Dalam salah satu pidatonya, Khalifah Umar menyatakan: "Aku tidak punya hak lebih besar atas wangmu, yakni kewangan negara daripada hak wali atas anak yatim atas kekayaannya. Jika aku kaya, aku tidak akan mengambil apapun. Jika aku perlu, aku akan mengambil untuk keperluan hidup menurut pemakaian. Kalian mempunyai banyak hak atasku, yang seharusnya kalian tuntut dariku.
Salah satu dari hak-hak itu adalah bahwa aku tidak seharusnya mengumpulkan hasil pendapatan dan barang rampasan perang secara tidak sah. Yang kedua adalah bahwa hasil pendapatan dan barang rampasan perang yang menjadi milikku tidak seharusnya digunakan secara tidak sah.
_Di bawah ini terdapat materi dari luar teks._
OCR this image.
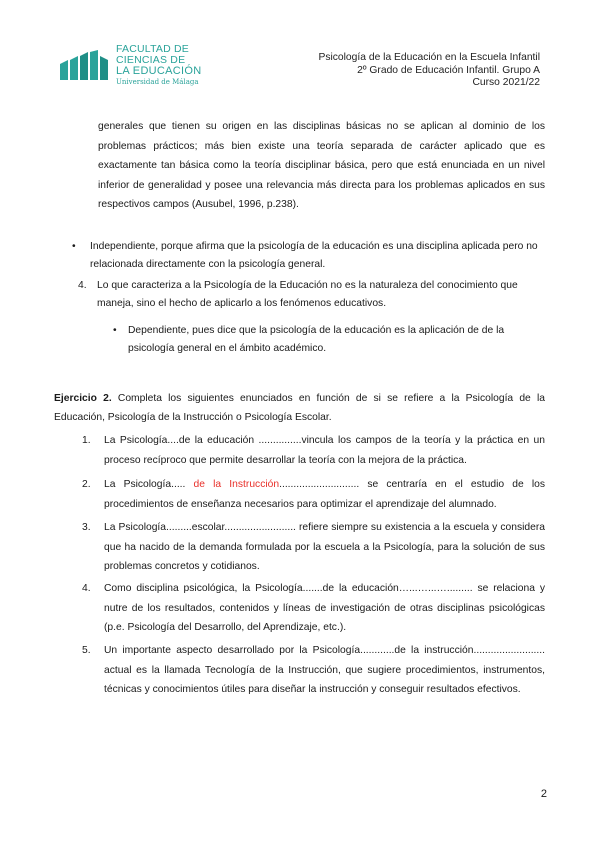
FACULTAD DE
CIENCIAS DE
LA EDUCACIÓN
Universidad de Málaga
Psicología de la Educación en la Escuela Infantil
2º Grado de Educación Infantil. Grupo A
Curso 2021/22
generales que tienen su origen en las disciplinas básicas no se aplican al dominio de los problemas prácticos; más bien existe una teoría separada de carácter aplicado que es exactamente tan básica como la teoría disciplinar básica, pero que está enunciada en un nivel inferior de generalidad y posee una relevancia más directa para los problemas aplicados en sus respectivos campos (Ausubel, 1996, p.238).
• Independiente, porque afirma que la psicología de la educación es una disciplina aplicada pero no relacionada directamente con la psicología general.
4. Lo que caracteriza a la Psicología de la Educación no es la naturaleza del conocimiento que maneja, sino el hecho de aplicarlo a los fenómenos educativos.
• Dependiente, pues dice que la psicología de la educación es la aplicación de de la psicología general en el ámbito académico.
Ejercicio 2. Completa los siguientes enunciados en función de si se refiere a la Psicología de la Educación, Psicología de la Instrucción o Psicología Escolar.
1. La Psicología....de la educación ...............vincula los campos de la teoría y la práctica en un proceso recíproco que permite desarrollar la teoría con la mejora de la práctica.
2. La Psicología..... de la Instrucción............................ se centraría en el estudio de los procedimientos de enseñanza necesarios para optimizar el aprendizaje del alumnado.
3. La Psicología.........escolar......................... refiere siempre su existencia a la escuela y considera que ha nacido de la demanda formulada por la escuela a la Psicología, para la solución de sus problemas concretos y cotidianos.
4. Como disciplina psicológica, la Psicología.......de la educación…...…...…......... se relaciona y nutre de los resultados, contenidos y líneas de investigación de otras disciplinas psicológicas (p.e. Psicología del Desarrollo, del Aprendizaje, etc.).
5. Un importante aspecto desarrollado por la Psicología............de la instrucción......................... actual es la llamada Tecnología de la Instrucción, que sugiere procedimientos, instrumentos, técnicas y conocimientos útiles para diseñar la instrucción y conseguir resultados efectivos.
2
Adapun yang lainnya adalah bahwa aku seharusnya meningkatkan gajimu dan melindungi perbatasan, dan bahwa aku tidak seharusnya melontarkanmu ke dalam bahaya yang tidak perlu."
Dengan prinsip persamaan dengan rakyatnya, maka siapa saja bebas menyampaikan pendapat kepada khalifah Umar. Suatu ketika, seorang lelaki mengulang-ulang lagi apa yang sudah dikatakannya kepada Umar, "Hai Umar, takutlah kepada Allah."
Diantara orang yang hadir kemudian memarahinya karena hal itu sudah berkali-kali dikatakannya dalam berbagai kesempatan. Mendengar hal itu, Khalifah Umar justru mengatakan, "Biarkan dia mengatakannya. Kalau orang-orang ini tidak menegurku sedemikian, mereka tidak akan berguna. Sementara, jika aku tidak mendengarkan, aku akan keliru."
Dari kisah di atas, pelajaran yang dapat kita ambil adalah:
1. Rasa tanggungjawab yang besar sebagai pemimpin dan tidak merasa harus diistimewakan oleh rakyat yang dipimpinnya membuat kesempatan menjadi khalifah telah ditunjukkan oleh Khalifah Umar untuk memberikan keteladanan yang cemerlang bagi para pemimpin sepanjang zaman.
2. Amat disayangkan bila ada pemimpin yang merasa jabatan sebagai sesuatu yang istimewa sehingga membuatnya harus diistimewakan dengan berbagai fasiliti dan perlakuan hukum.